南桂子展 船の旅

 日曜日にNHKの『日曜美術館』を朝見て、そのまま午後に『南桂子展 船の旅』に行ってしまいました。(そういう人も多かったのか、結構混んでいた、)
 版画はもともと好きなのですが、南さんの銅版画の世界は、モチーフの鳥や木々のデザインが繊細で、でも可愛らしすぎず、醸し出される全体の空気感、計算されつくしたような微妙なバランスが好きです。一枚の作品の中に描かれるモノがシンプルで少なく、よく登場する少女の表情が淋しげなところが特徴でしょうか。
 好きな作品はいくつもあるのですが、「公園」と題された緑で統一された作品も、秀逸なデザインだなぁ、と感動しました。ポストカード本の中にあったので、購入。(↓)

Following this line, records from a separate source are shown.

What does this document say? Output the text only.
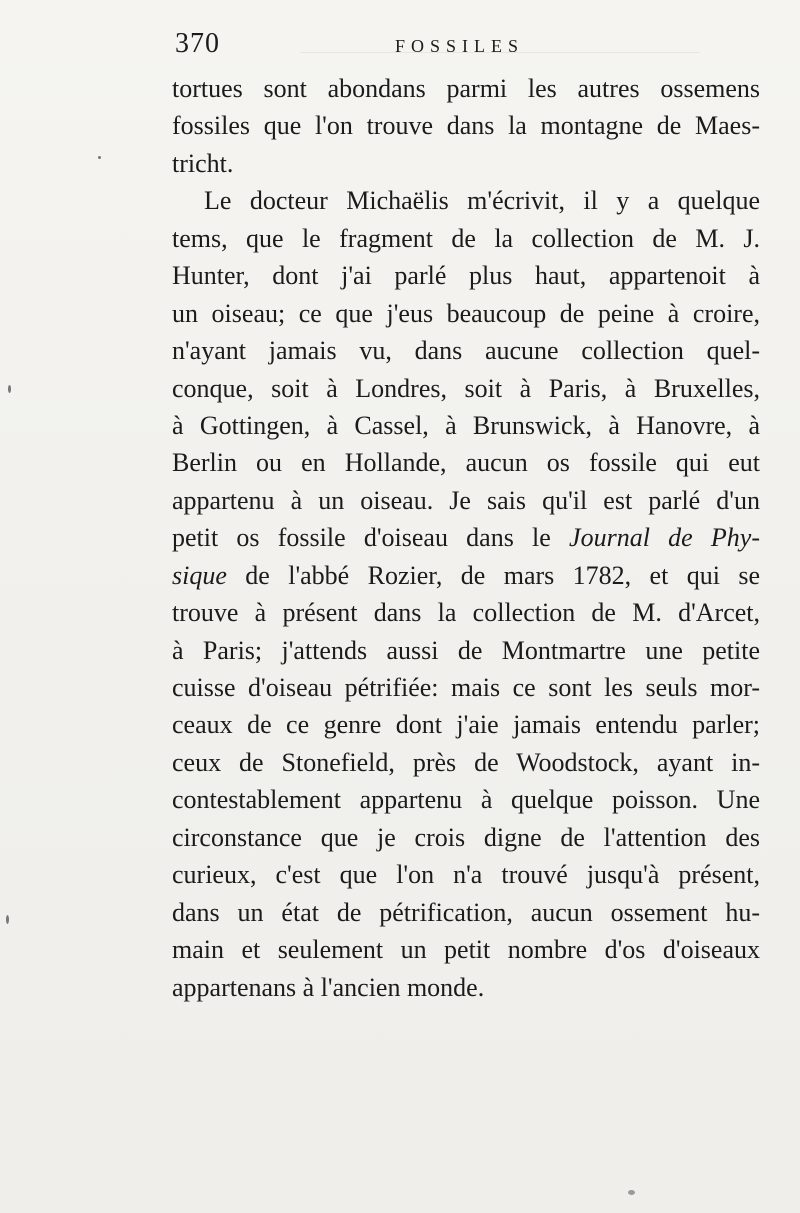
370	FOSSILES
tortues sont abondans parmi les autres ossemens
fossiles que l'on trouve dans la montagne de Maes-
tricht.
Le docteur Michaëlis m'écrivit, il y a quelque
tems, que le fragment de la collection de M. J.
Hunter, dont j'ai parlé plus haut, appartenoit à
un oiseau; ce que j'eus beaucoup de peine à croire,
n'ayant jamais vu, dans aucune collection quel-
conque, soit à Londres, soit à Paris, à Bruxelles,
à Gottingen, à Cassel, à Brunswick, à Hanovre, à
Berlin ou en Hollande, aucun os fossile qui eut
appartenu à un oiseau. Je sais qu'il est parlé d'un
petit os fossile d'oiseau dans le Journal de Phy-
sique de l'abbé Rozier, de mars 1782, et qui se
trouve à présent dans la collection de M. d'Arcet,
à Paris; j'attends aussi de Montmartre une petite
cuisse d'oiseau pétrifiée: mais ce sont les seuls mor-
ceaux de ce genre dont j'aie jamais entendu parler;
ceux de Stonefield, près de Woodstock, ayant in-
contestablement appartenu à quelque poisson. Une
circonstance que je crois digne de l'attention des
curieux, c'est que l'on n'a trouvé jusqu'à présent,
dans un état de pétrification, aucun ossement hu-
main et seulement un petit nombre d'os d'oiseaux
appartenans à l'ancien monde.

 南さんは、戦後、壷井栄さんに師事して童話を書いていたそうで、掲載されていた新聞も会場にありました。昨年、大量に南さん作の童話の原稿が見つかったそうで、今回は、一部が初公開とのことでした。
1953年の冬、船でフランスに渡ったそうです。その中で書き綴られた詩が「船の旅」。想像を絶する、未来の見えない長い船旅だったことと。今回、南さんの作品の奥に感じられる「何か」が、やりたいことに向かっていく時の強靭な意志と、すべてを求めない潔い諦めの下にあることを感じました。50点ほど展示。よかったですよ。
『南桂子展 船の旅』 ミュゼ浜口陽三・ヤマサコレクションにて 7/31まで。

p.s: すぐ近くの、水天宮通り沿いのロイヤルパークホテル、1Fに授乳室あり。とても便利でした。

1 Comment

  1. 南桂子展、行かれたのですね!!
    私も日曜美術館を見て、行きたいと思いつつ未だ行けず。
    山本さんの説明で、背景へのこだわりと奥深さを知り、
    これは実物を見なければ!と。
    そんな所にクリスさんのブログ。何としても行きます。